RETALIATION: Turkey President Recep Tayyip Erdogan has vowed to fight those who carried out the attack
RETALIATION: Turkey President Recep Tayyip Erdogan has vowed to fight those who carried out the attack

Dozens also wounded after car bomb detonates in capital of Ankara

Around 28 people have been killed after an apparent car bomb shook the Turkish capital of Ankara.

Health Minister, Mehmet Muezzinoglu, said a further 61 civilians were wounded.

A statement from the armed forces said a bus carrying military personnel was targeted when it stopped at a set of traffic lights outside army barracks.

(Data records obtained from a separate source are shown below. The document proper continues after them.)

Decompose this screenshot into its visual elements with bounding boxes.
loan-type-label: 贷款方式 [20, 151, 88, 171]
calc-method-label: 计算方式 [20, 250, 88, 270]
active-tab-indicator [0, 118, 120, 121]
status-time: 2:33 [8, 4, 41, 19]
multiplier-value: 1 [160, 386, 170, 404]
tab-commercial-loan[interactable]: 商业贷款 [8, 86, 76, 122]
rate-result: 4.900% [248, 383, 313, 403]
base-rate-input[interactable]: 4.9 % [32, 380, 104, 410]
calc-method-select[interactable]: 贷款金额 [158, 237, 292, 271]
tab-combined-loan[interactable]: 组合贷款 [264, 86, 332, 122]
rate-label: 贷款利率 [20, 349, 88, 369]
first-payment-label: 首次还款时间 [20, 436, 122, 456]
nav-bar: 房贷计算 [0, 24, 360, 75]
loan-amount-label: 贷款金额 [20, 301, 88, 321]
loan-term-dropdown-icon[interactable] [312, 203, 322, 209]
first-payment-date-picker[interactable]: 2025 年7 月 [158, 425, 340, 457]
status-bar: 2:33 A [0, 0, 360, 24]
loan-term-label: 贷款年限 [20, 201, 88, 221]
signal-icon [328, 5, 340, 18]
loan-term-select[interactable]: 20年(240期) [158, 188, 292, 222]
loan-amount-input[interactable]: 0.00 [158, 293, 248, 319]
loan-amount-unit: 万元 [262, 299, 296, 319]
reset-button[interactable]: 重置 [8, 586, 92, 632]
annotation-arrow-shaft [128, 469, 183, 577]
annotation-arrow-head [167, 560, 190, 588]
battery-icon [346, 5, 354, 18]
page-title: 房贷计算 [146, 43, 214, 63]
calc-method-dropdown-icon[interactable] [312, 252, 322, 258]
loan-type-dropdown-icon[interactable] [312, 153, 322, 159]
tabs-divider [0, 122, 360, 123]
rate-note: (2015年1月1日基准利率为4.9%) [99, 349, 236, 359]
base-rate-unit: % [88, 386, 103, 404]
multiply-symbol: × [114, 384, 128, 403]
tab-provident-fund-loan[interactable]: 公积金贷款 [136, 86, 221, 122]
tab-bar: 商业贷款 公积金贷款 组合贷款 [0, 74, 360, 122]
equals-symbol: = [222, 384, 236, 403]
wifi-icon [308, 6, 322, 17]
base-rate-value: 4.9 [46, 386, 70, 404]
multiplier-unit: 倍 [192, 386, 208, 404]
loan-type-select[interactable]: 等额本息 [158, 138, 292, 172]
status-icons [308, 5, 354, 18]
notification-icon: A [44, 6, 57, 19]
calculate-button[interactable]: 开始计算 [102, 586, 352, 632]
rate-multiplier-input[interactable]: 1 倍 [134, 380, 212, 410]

It is presumed the blast occurred in the centre of the city, just a few hundred metres away from the parliament and the military headquarters.

President Recep Tayyip Erdogan said his country was determined to fight those who carried out the attack as well as the ‘forces’ supporting them.

Following the attack, AKP, Turkey’s ruling party spokesman Ömer Çelik posted on Twitter: “Terror has attacked treacherously in Ankara. We curse this attack.”

A Turkish official told Reuters that early signs indicated that the attack was carried out by the Kurdish Worker’s Party (PKK) – which has carried out attacks on Turkey in recent months – but no other sources have confirmed this.

Ankara has been on high on alert since October, after 103 people were massacred in a suicide attack on a crowd of peaceful protestors.

In January, a suicide bomber blew himself up in the tourist heart of Turkey’s biggest city, Istanbul, killing 11 people.

The attacks were blamed on Daesh.

Turkey is waging an all-out assault on the PKK, which has repeatedly attacked members of the security forces with roadside bombings on their convoys in the south-east.

The PKK launched an insurgency against the Turkish state in 1984. It was initially fighting for Kurdish independence although now its aim is more focused on greater autonomy and rights for Turkey’s largest ethnic minority.

The banned ultra-left Revolutionary People’s Liberation Party-Front (DHKP-C) has also staged a string of usually small-scale attacks in Istanbul over the last few months.

Turkey’s president says there is evidence to prove the Kurdish YPG militia based in Syria were behind Wednesday’s deadly bombing in Ankara.

President Erdogan said they had been supported by the outlawed Kurdistan Workers Party (PKK) in Turkey. Both groups deny any involvement in the attack.

He also said there had been 14 arrests over the attack on the military convoy.